The only problem with above is if say 4002 is still not up, it will keep on waiting for it while I have no information about 4003 & 4004.

What I would like to do is that run all of these in parallel somehow and print out status of each port. And only when all of them are up, it continues after that block else it blocks and prints out what ports are up and down.

(Optionally I need to add some timeout as well, but that should be doable once I get how to do the above.)

Thanks a lot.

Edit:

Following worked great for me:

$ parallel --timeout 300 -j0 'while ! nc -vz localhost {}; do sleep 10; done; echo {} is open' ::: {4000..4004} 5001 || { echo "One or more serves failed to start.
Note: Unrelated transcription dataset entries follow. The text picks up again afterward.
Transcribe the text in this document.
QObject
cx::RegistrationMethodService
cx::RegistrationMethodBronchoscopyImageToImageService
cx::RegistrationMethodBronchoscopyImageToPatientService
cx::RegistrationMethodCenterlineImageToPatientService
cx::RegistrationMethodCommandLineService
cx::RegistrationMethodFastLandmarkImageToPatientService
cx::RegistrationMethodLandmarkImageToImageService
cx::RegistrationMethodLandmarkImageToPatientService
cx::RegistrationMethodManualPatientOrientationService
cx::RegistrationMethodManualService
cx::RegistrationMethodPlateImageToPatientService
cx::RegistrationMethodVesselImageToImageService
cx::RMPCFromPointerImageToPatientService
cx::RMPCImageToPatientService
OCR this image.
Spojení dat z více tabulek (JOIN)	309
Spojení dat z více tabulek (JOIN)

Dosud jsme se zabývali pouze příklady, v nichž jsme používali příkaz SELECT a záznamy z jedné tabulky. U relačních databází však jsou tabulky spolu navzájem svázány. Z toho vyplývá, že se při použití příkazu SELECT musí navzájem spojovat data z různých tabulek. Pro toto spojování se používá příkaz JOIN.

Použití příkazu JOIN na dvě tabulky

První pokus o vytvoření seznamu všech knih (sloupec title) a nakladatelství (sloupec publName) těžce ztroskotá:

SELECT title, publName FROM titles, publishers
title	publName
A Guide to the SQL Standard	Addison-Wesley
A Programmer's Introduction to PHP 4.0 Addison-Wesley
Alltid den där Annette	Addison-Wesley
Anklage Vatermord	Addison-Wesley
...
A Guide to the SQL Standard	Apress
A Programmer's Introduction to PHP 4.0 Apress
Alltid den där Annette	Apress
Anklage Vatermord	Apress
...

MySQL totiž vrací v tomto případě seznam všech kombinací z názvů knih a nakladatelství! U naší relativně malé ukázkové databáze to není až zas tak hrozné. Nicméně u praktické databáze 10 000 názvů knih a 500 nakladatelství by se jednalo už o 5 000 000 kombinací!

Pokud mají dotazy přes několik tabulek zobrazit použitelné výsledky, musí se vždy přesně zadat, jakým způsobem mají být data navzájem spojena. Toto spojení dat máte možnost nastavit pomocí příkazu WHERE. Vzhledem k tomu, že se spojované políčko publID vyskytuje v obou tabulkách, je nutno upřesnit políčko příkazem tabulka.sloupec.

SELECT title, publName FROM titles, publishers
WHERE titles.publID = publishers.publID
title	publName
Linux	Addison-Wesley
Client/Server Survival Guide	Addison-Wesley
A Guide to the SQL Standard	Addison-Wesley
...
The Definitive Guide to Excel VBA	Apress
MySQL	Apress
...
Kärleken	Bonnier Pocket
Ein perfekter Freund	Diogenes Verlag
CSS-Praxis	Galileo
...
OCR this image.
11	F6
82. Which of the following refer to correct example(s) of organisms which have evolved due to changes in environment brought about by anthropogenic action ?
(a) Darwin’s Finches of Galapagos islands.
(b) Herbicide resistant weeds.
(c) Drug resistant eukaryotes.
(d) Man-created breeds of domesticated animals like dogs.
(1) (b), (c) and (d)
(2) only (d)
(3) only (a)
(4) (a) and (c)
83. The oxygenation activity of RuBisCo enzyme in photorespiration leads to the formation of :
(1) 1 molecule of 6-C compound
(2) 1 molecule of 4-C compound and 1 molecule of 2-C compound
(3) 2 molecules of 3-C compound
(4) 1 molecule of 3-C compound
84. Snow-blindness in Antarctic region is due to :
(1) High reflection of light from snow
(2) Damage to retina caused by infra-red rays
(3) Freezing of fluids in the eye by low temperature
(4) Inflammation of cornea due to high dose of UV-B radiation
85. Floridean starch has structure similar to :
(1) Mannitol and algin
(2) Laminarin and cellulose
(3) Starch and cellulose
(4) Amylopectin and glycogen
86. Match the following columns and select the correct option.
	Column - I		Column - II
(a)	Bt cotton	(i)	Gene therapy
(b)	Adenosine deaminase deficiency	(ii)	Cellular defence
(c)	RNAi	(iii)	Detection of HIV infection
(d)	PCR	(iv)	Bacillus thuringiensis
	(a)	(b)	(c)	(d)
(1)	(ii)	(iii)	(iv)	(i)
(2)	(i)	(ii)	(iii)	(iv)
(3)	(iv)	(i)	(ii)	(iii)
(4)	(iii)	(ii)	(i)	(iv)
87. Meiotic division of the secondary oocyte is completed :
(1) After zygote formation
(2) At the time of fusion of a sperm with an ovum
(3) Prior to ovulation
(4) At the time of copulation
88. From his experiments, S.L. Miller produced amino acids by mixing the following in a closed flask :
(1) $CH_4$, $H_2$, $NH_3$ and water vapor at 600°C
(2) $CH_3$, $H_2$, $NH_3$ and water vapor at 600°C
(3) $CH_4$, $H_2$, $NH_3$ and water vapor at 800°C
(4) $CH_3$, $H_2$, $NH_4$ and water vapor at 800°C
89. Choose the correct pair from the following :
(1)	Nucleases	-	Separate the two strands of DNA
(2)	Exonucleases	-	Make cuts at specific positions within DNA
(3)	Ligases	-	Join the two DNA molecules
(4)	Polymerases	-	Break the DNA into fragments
Exiting.."; exit 1; }

Note: Make sure you run the following after installation. ref-link

$ sudo rm /etc/parallel/config
Was it helpful?

Solution 2

With GNU Parallel you can do:

parallel --timeout 30 -j0 'while ! nc -vz localhost {}; do sleep 1; done; echo {} is open' ::: {4000..4004}

10 seconds installation:

wget -O - pi.dk/3 | sh

Watch the intro video for a quick introduction: https://www.youtube.com/playlist?list=PL284C9FF2488BC6D1

OTHER TIPS

Yep, commenter is right, do it in the background. But then you have to wait for the background stuff implicitly:

while ! nc -vz localhost 4000; do sleep 1; done & pid1=$!
while ! nc -vz localhost 4001; do sleep 1; done & pid2=$!
while ! nc -vz localhost 4002; do sleep 1; done & pid3=$!
while ! nc -vz localhost 4003; do sleep 1; done & pid4=$!
while ! nc -vz localhost 4004; do sleep 1; done & pid5=$!
wait $pid1
wait $pid2
wait $pid3
wait $pid4
wait $pid5

This way, all five processes are started in parallel in the background, then almost at once the first wait is started. This one waits until the first background process is finished, then the second wait is started; probably this won't have to wait for long because the second background process will probably finish around the same time as the first.

So, in theory, this will take about as long as the longest of the five processes.